Was für ein Unterschied zu Gerhard Schröder. Der damalige Bundeskanzler gab im September 2004 eine Pressekonferenz im spätsommerlich aufgewärmten Bonn, wo sein Kabinett ein Wochenende lang getagt hatte. Hier meldete sich relativ früh eine Journalistin aus Saudi-Arabien und bat um eine Auskunft zum anstehenden Besuch des irakischen Präsidenten. Schröder stellte seine Miene auf Hohn und Verachtung, mittlere Dosis, und fertigte die Frau ab: "Auf der Tagesordnung beim Besuch des Präsidenten des Irak steht die Lage im Irak." Welche Hilfe der Irak zu erwarten habe, das sage er "erst dem Präsidenten und dann Ihnen." Deutlich war das Kichern des männlichen journalistischen Kanzlertrosses zu hören. Man bewunderte den Kanzler für seine charismatische Unhöflichkeit gegenüber Unterlegenen.
Dass Merkels Kommunikation nicht über Einschüchterung funktioniert, liegt auf der Hand, fühlt sich aber nach sieben Jahren Aggressionstraining mit Gerd trotzdem noch überraschend an. Hilft Abrüstung mit Angela also den Frauen im Berliner Medienkosmos ans Mikro?
Eine kleine statistische Auswertung der Protokolle der großen Schröder-Pressekonferenzen zeigt, dass unter den namentlich und damit geschlechtlich identifizierten Fragestellern in der Regel etwa eine Frau war. Ein Regierungswechsel später: Das Protokoll von Merkels erster Sommer-Bilanz-Pressekonferenz vom August 2006 verzeichnet keine einzige Frau. Ganz anders allerdings schon im Jahr darauf, bei Merkels Bilanz-PK im Juli 2007: sechs Frauen, davon zwei unter den ersten zehn - fast schon sagenhaft.
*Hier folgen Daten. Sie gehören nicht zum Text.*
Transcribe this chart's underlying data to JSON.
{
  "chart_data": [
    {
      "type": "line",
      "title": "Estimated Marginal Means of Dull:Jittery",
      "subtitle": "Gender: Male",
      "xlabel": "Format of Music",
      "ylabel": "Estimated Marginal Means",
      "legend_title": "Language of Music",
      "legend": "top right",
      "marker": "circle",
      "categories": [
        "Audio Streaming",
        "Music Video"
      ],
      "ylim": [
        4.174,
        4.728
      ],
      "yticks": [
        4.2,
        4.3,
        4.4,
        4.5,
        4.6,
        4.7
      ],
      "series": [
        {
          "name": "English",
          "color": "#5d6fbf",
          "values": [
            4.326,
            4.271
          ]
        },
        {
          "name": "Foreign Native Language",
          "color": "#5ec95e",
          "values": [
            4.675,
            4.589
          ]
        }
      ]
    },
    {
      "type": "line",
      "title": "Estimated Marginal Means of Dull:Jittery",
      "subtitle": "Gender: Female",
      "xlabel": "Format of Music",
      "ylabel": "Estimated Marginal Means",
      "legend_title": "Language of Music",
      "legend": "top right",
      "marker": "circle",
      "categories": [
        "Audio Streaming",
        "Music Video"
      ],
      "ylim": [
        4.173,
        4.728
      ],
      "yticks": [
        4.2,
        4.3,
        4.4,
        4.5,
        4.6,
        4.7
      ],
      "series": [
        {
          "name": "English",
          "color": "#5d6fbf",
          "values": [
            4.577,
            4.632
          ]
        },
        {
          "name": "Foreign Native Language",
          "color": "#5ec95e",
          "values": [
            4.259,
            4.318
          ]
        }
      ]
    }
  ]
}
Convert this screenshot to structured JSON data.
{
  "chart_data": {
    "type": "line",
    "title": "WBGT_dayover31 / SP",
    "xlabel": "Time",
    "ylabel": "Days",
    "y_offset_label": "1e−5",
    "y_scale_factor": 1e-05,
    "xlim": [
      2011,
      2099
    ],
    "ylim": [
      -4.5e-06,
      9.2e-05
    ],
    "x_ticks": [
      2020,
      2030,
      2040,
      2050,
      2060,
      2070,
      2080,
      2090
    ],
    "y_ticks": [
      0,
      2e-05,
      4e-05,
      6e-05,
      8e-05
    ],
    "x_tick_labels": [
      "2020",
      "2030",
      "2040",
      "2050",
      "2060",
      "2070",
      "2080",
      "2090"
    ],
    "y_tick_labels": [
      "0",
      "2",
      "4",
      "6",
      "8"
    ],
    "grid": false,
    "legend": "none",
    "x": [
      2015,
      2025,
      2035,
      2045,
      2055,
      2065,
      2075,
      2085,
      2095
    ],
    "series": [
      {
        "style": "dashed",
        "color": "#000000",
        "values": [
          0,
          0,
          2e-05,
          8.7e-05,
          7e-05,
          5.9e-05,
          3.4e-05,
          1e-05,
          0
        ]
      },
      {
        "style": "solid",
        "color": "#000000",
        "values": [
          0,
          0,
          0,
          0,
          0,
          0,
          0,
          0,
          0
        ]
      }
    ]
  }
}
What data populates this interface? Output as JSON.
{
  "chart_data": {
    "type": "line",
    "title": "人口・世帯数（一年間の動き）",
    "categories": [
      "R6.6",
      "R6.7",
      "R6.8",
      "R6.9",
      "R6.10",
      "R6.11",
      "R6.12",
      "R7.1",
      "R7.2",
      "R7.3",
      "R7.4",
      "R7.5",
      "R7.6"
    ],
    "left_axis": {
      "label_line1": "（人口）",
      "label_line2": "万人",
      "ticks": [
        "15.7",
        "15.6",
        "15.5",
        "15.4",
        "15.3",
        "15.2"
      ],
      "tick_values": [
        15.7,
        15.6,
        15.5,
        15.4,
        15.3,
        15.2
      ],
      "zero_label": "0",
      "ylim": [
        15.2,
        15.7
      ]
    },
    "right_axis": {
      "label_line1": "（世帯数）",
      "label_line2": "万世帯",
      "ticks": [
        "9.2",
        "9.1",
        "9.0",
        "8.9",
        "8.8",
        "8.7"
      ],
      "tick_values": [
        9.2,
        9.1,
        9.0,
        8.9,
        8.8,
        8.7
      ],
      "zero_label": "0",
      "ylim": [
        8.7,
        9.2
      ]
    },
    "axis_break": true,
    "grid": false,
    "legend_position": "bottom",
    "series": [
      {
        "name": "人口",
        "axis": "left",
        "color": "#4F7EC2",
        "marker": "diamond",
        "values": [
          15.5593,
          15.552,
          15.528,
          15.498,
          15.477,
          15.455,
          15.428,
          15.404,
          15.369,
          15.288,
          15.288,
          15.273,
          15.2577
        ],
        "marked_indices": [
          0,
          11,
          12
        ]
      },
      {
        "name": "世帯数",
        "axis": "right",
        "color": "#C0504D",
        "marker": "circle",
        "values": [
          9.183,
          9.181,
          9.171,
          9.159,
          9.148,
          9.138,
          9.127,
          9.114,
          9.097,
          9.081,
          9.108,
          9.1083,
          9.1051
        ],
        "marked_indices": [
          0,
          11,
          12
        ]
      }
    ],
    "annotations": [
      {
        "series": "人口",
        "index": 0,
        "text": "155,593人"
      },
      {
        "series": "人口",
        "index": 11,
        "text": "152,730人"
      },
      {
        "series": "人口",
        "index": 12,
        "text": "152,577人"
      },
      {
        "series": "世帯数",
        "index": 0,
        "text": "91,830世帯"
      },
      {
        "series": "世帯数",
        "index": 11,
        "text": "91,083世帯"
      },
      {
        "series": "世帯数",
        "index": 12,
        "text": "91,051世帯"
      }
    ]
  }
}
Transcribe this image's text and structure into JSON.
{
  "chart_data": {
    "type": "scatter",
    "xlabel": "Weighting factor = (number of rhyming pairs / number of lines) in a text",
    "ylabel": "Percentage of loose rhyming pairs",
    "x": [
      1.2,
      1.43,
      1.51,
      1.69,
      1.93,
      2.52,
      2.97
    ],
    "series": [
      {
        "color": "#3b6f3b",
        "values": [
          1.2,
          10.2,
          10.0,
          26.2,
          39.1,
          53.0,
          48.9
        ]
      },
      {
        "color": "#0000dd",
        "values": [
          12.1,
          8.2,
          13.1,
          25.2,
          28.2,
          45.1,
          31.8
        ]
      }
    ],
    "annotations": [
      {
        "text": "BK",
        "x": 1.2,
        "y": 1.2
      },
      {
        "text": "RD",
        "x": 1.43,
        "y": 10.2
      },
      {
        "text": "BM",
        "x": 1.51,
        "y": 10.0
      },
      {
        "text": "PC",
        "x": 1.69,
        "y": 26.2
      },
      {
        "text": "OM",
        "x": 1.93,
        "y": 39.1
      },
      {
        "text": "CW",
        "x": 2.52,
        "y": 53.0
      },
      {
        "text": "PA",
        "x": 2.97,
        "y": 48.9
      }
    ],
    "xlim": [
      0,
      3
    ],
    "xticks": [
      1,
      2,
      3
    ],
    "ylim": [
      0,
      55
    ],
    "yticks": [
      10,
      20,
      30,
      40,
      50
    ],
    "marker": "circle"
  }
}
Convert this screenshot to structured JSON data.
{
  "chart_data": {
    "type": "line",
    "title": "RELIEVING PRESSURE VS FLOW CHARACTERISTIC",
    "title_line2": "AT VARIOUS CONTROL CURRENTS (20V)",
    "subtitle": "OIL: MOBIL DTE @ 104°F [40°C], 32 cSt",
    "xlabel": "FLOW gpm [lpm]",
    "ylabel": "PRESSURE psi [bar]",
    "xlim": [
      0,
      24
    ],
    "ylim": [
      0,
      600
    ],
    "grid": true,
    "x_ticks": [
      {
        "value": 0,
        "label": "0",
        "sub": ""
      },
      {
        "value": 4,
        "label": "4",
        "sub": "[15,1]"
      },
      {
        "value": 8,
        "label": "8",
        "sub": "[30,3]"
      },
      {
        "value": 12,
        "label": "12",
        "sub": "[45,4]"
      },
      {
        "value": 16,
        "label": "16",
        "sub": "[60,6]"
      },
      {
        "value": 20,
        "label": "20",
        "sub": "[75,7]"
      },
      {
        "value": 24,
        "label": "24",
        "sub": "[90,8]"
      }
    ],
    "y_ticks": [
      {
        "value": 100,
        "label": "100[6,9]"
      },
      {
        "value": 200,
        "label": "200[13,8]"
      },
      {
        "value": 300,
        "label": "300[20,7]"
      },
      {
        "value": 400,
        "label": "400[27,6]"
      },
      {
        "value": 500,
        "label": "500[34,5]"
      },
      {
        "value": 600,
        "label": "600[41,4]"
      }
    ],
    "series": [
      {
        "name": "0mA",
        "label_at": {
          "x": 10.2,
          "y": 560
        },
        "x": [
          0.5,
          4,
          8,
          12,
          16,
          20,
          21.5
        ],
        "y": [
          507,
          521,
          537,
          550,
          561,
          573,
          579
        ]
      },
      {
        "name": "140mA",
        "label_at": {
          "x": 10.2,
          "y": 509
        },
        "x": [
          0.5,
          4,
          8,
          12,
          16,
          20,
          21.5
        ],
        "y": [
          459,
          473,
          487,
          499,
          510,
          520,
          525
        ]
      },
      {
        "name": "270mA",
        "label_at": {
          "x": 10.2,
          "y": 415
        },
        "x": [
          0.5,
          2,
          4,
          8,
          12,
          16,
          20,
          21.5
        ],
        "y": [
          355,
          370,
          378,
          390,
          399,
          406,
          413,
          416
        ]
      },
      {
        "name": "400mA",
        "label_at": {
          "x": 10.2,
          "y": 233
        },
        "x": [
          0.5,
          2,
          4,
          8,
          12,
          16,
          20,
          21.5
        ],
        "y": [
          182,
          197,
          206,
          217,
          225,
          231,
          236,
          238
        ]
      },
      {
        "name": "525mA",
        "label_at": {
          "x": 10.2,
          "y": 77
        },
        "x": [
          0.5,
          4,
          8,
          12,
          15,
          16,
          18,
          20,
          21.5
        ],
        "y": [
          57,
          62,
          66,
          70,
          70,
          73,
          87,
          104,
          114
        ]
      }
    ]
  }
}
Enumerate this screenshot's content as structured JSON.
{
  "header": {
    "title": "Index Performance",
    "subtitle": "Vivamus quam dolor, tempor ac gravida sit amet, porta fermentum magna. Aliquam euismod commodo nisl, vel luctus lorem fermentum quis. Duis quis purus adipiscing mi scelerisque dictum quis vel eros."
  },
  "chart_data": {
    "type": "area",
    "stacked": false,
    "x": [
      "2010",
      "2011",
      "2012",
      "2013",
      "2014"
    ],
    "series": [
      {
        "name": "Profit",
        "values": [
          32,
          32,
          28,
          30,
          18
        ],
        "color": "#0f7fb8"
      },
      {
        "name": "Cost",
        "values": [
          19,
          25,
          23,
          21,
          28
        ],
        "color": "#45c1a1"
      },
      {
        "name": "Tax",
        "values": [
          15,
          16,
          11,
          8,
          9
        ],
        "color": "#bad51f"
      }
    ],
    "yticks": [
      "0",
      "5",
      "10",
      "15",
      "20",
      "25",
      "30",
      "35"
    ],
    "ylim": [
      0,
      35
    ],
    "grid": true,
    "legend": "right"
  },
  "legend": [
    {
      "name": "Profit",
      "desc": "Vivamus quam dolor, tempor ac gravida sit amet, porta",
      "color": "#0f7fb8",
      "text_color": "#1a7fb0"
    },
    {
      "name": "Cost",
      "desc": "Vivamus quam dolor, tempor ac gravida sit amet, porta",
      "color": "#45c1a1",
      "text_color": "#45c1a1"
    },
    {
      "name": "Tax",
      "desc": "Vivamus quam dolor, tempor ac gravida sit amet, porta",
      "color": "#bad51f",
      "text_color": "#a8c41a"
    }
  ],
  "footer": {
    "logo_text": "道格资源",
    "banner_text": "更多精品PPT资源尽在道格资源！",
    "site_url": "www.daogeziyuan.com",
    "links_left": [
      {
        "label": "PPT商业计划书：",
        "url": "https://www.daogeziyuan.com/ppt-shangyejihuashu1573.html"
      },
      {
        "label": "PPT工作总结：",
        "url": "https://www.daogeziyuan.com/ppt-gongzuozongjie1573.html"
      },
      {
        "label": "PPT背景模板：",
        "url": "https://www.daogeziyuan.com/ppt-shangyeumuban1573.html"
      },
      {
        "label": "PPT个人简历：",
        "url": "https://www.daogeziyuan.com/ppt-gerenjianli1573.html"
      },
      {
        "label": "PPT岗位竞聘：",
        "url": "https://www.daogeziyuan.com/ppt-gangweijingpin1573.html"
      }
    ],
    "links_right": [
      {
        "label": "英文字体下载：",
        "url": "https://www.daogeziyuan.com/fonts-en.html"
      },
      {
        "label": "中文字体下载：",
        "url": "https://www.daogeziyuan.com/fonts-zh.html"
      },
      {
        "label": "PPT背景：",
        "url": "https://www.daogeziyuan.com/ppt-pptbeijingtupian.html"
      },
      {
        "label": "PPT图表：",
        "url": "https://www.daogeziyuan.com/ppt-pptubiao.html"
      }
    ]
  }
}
Antje Sirleschtov, Tagesspiegel-Redakteurin und seit gut einem Jahr im Leitungsgremium der BPK, bestreitet jedoch die Existenz eines Merkel-Faktors. Sirleschtov bemerkt zwar ein gewachsenes Selbstbewusstsein der wenigen aktiven Journalistinnen in der BPK. "Aber das hat eher damit zu tun, dass die Frauen sich in die so genannten harten Bereiche, die Finanz- und Haushaltspolitik, vorgearbeitet haben", sagt sie. Die Merkel-Pressekonferenz am Dienstag, die sie moderiert hatte, sei im übrigen eher untypisch gewesen.
Doch müssen sich die beiden Faktoren ja nicht ausschließen. Erstens hat der Anteil der Journalistinnen in den harten Ressorts der Hauptstadtpresse zugenommen. Zweitens hat der Wechsel von Schröder zu Merkel das Kommunikationsverhalten in der Bundespressekonferenz verändert. Zwar sind die Jungs aus dem Kanzlertross noch da, dominieren selbstverständlich weiter das Feld, heben als Erste die Hände. Möglicherweise aber ist es genau so einfach, wie es klingt: Redet vorn eine Frau, reden auch die Frauen im Publikum. Wenn sich demnächst dann ganz viele solcher untypischen Ereignisse aneinander reihen sollten, könnte man am Begriff des Typischen noch einmal arbeiten.